Bitte, Bitte helft mir!!!!!!!!!!!!!!!!!!!!!!!!!!!!!!!!!!!!!!!!!!!!!!!!!!!!!!!!!:beeten :beeten
 Micha aus Gießen


----------



## martin karstens (2. Apr. 2009)

*AW: Haus mit garten und "Teich" erworben*

Was für Chemie hat der Bekannte denn reingeschüttet?
Was für einen Filter hast Du?
Aus dem Bauch raus würde ich sagen: abwarten oder komplett neues Wasser.
Gruß Martin


----------



## axel (2. Apr. 2009)

*AW: Haus mit garten und "Teich" erworben*

Hallo Micha 

Herzlich Willkommen  :Willkommen2

Das mit dem grünen Wasser nach dem Neu befüllen ist ganz normal .
Man nennt das Algenblüte und das Wasser wird mit der Zeit von selbst wieder klar.
Ich würd die Chemiebrühe nochmal herauspumpen und nochmal befüllen .
Wichtig ist  das Du viele Wasserpflanzen in den Pool setzt .
Fische gehören eigentlich erst in einen Teich wenn das Wasser eigefahren ist , es sich eine  Biologie entwickelt hat . 
Und bei 10 Fischen brauchst Du auch Filtertechnik.
Mach doch mal Fotos von Deinem Teich .

lg
axel


----------



## Christine (2. Apr. 2009)

*AW: Haus mit garten und "Teich" erworben*

Hallo Ihr Lieben,

da müssen wir mal ein bisschen aufräumen:


Micha erstmal :Willkommen2  -  gut, dass Du gekommen bist!

Der Teich inkl. Fische war bereits da und wurde nur mit Pflanzen und Filter von Micha ergänzt!

Ich denke (und hoffe) mal, Micha hat nur den Wasserverlust mit Leitungswasser aufgefüllt?

Wie Axel sagte: das Grün ist normal und heißt Algenblüte. 

Fotos und mehr Details wären hilfreich.


----------



## MichaGI (2. Apr. 2009)

*AW: Haus mit garten und "Teich" erworben*

Hallo,

genau, nur PflanzenFilter und Umrabdung sind von mir verbrochen!

Der Wasserverlust vom Winter wurde von mir mit Leitungswasser ca 25 cm ergänzt!
Zur Technik: 
Belüftungspumpe 108 l/h
Außenfilter mit Unterwasserpumpe 2000 l/h
3 Kammern Schwamm/Plastikkugeln/rote Steine
UVC 11 Watt


----------



## MichaGI (2. Apr. 2009)

*AW: Haus mit garten und "Teich" erworben*

Jetzt sind die Bilder 2 mal da!?

Nicht schlimm.

Das Wasser war vor dem auffüllen vor 3 Wochen noch klar!

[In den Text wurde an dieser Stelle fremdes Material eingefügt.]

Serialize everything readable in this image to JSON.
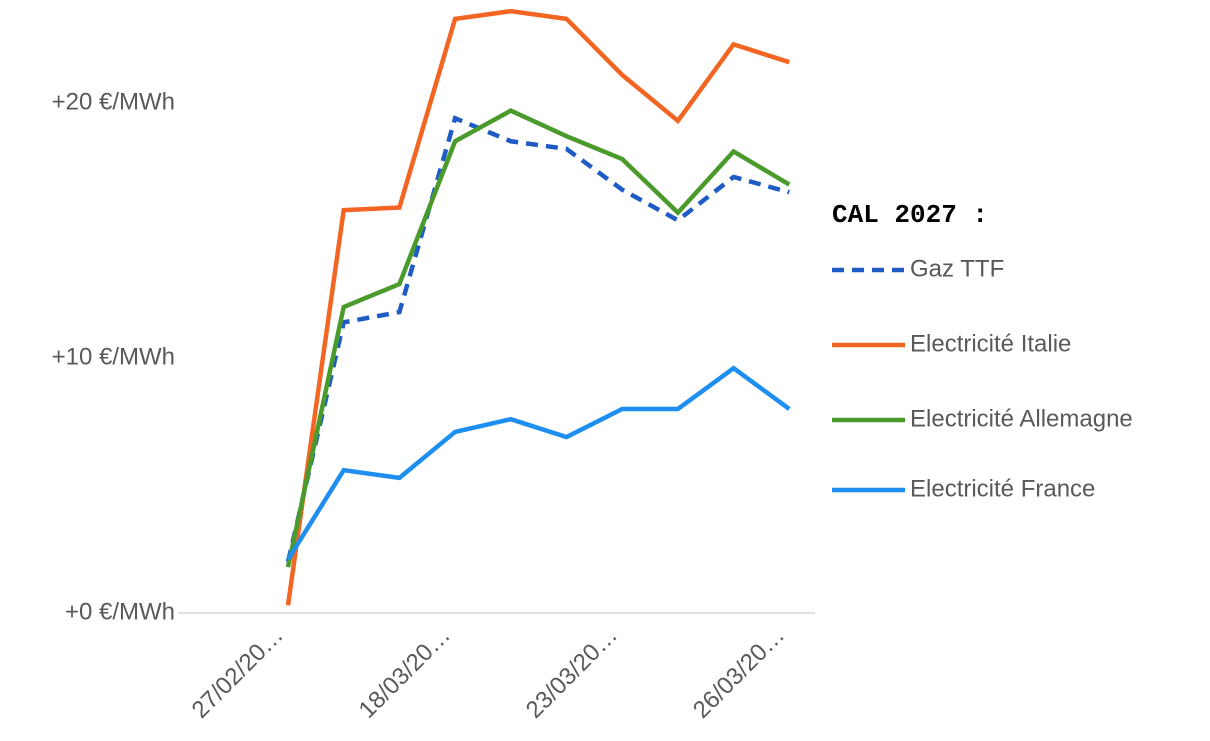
{
  "chart_data": {
    "type": "line",
    "legend_title": "CAL 2027 :",
    "categories": [
      "27/02/20…",
      null,
      null,
      "18/03/20…",
      null,
      null,
      "23/03/20…",
      null,
      null,
      "26/03/20…"
    ],
    "series": [
      {
        "name": "Gaz TTF",
        "color": "#1f5bc4",
        "dash": true,
        "values": [
          2.0,
          11.4,
          11.8,
          19.4,
          18.5,
          18.2,
          16.6,
          15.4,
          17.1,
          16.5
        ]
      },
      {
        "name": "Electricité Italie",
        "color": "#f26522",
        "values": [
          0.3,
          15.8,
          15.9,
          23.3,
          23.6,
          23.3,
          21.1,
          19.3,
          22.3,
          21.6
        ]
      },
      {
        "name": "Electricité Allemagne",
        "color": "#4a9a2c",
        "values": [
          1.8,
          12.0,
          12.9,
          18.5,
          19.7,
          18.7,
          17.8,
          15.7,
          18.1,
          16.8
        ]
      },
      {
        "name": "Electricité France",
        "color": "#1e8ff0",
        "values": [
          2.1,
          5.6,
          5.3,
          7.1,
          7.6,
          6.9,
          8.0,
          8.0,
          9.6,
          8.0
        ]
      }
    ],
    "ylim": [
      0,
      24
    ],
    "yticks": [
      {
        "value": 0,
        "label": "+0 €/MWh"
      },
      {
        "value": 10,
        "label": "+10 €/MWh"
      },
      {
        "value": 20,
        "label": "+20 €/MWh"
      }
    ],
    "grid": false
  }
}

An Chemie hat mein Bekannter Starterbakterien (Pulver),

Algenvernichter (Flüssig) und Wasseraufbereiter (Pulver) vor

2 Wochen hineingekippt!?

Danke 
Micha


----------



## axel (2. Apr. 2009)

*AW: Haus mit garten und "Teich" erworben*

Hallo Micha 

Besorg Dir erst mal einen Wassertest und überprüfe die Wasserwerte .
Im Frühjahr kommt es bei vielen Teichen zu einer Algenblüte .
Erst mal abwarten ob das von selbst verschwindet .
Und Wasserpflanzen einsetzen .

Lg
axel


----------



## MichaGI (2. Apr. 2009)

*AW: Haus mit garten und "Teich" erworben*

Hallo,
wo bekomme ich Wassertests? Und wieviel kostet der Spass?

Danke 
Micha


----------



## axel (2. Apr. 2009)

*AW: Haus mit garten und "Teich" erworben*

Hallo Micha 

Wassertests gibts in Baumärkten und Zoofachgeschäften .
Aber auch im Internet zum Beispiel hier 

http://cgi.ebay.de/JBL-Wassertest-2...3286.c0.m14&_trkparms=66:2|65:2|39:1|240:1318

Noch besser sollen Tröpchentests sein 

http://cgi.ebay.de/JBL-Test-Combi-S...3286.c0.m14&_trkparms=66:2|65:2|39:1|240:1318

Lg
axel


----------



## Christine (2. Apr. 2009)

*AW: Haus mit garten und "Teich" erworben*

Hallo Micha,

Glück im Unglück - die "Chemie" war wahrscheinlich genauso harm- wie nutzlos.

Wassertests gibt es viele: Teststreifen sind günstiger aber gerne ungenau. Die Experten empfehlen gerne die Tröpfchentests z.B. von JBL. Baumärkte mit umfangreicher Teichabteilung führen so etwas und auf Teich spezialisierte Zoohändler.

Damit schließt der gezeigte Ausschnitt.